What to make of the prospects for a good sale? Mr Appin had to confess that this was unknown territory for him. Some buyers would be put off by the amount of work needed to be done. Others, if they could afford the outlay, might be desperate to own such a house as Bellfields, or keen to start a school there, or even a hotel.
‘We’ll just have to see how it goes,’ Mr Appin told Roz when Laurence was talking to Reggie about which rooms he wanted to photograph. ‘In the meantime, we do our best.’
For the rest of the morning they worked hard, though by lunchtime they felt as though they had still only scratched the surface of what had to be done.
‘We haven’t even thought about the grounds, or the stable block and offices Mr Carmichael tells me are at the rear,’ sighed Mr Appin, who was feeling the heat and mopping his brow. ‘As for the property department, that’s on hold for today but we can’t leave it too
long – we’re definitely going to have to stagger our visits here to take that into account. Or you might have to hold the fort while I finish up here. You can do that, of course, Miss Rainey?’

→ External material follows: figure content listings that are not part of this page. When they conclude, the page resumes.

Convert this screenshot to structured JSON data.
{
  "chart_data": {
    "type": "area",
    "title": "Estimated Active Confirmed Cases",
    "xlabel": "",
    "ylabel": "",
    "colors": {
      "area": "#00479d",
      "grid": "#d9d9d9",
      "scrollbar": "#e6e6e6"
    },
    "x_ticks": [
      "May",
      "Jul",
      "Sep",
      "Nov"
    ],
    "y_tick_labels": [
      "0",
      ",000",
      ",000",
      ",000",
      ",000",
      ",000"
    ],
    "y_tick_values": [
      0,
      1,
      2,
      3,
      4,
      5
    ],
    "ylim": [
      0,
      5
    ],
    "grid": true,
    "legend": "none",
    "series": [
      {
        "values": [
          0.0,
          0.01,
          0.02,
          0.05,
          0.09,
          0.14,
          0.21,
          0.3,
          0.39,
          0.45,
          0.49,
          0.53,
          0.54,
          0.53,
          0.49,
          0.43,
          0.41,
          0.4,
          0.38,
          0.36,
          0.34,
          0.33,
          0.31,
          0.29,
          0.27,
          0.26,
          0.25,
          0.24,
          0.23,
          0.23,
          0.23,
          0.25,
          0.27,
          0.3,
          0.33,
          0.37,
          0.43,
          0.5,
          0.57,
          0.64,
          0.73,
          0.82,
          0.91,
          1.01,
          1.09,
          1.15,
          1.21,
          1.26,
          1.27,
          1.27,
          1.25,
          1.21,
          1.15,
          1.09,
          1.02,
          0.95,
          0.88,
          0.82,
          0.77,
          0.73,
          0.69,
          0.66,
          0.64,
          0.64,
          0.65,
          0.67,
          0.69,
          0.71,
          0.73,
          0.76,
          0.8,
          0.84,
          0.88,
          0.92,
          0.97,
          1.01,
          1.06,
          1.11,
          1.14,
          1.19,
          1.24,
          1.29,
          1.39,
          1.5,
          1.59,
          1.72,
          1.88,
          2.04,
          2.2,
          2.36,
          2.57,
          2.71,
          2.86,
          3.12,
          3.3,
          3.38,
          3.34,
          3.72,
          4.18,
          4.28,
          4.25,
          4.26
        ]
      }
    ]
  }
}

‘Oh, yes, Mr Appin!’ At the thought, Roz’s eyes were shining. Hold the fort? Take charge? Wasn’t it what she’d always wanted? ‘Of course, I’ll have to make appointments for the valuations, but I can do everything else.’
‘That’s settled, then. I know Mr Carmichael seems in no hurry to sell, but I’d like to get on with it. In the meantime, what about lunch?’
The pub in the village was Reggie’s suggestion, to which the others agreed, and though Laurence said Mrs Meldrum would have been glad to rustle up a light lunch for them, he understood that they’d like to relax on their own.
‘Miss Rainey,’ he whispered as she was about to leave. ‘May I have a word when you come back?’
‘Of course, Mr Carmichael.’
‘I wish you’d call me Laurence.’
She met his blue gaze with a direct look of her own. ‘I don’t think—’
‘Oh, come, I told you when we first met that I felt we were friends. I can’t be Mr Carmichael to you. And you can’t be Miss Rainey. May I call you Roz?’
‘They’re waiting for me; I’ll have to go,’ she said hurriedly, running out to join the men, colour rising in her face.
‘We’re taking our car, Miss Rainey,’ Mr Appin told her. ‘Reggie wants to be able to drink. I want to keep my head clear.’
‘What’s all this formality?’ asked Reggie. ‘I’m Reggie, but you two are Miss Rainey and Mr Appin – how about Roz and Angus? You’re not in the office now.’
‘Would you mind, Miss Rainey?’ Angus Appin asked, as they drove away.
‘Not at all,’ she answered quickly, and looked back at the fine entrance to the house where Laurence was standing, watching.
Would she be Roz to him, too? She knew she would. It was just a question of facing up to what was happening. He was attracted to her, there was no doubt of it, and she felt drawn to him – at least, she thought she was. Really, she was in such a daze she didn’t know what she felt. But, yes, she would call him Laurence, he would call her Roz, and they would see where they went. If anywhere. At which point, she remembered that she would not be seeing him the next day and, in spite of looking forward to being in charge of the property department, felt suddenly rather low.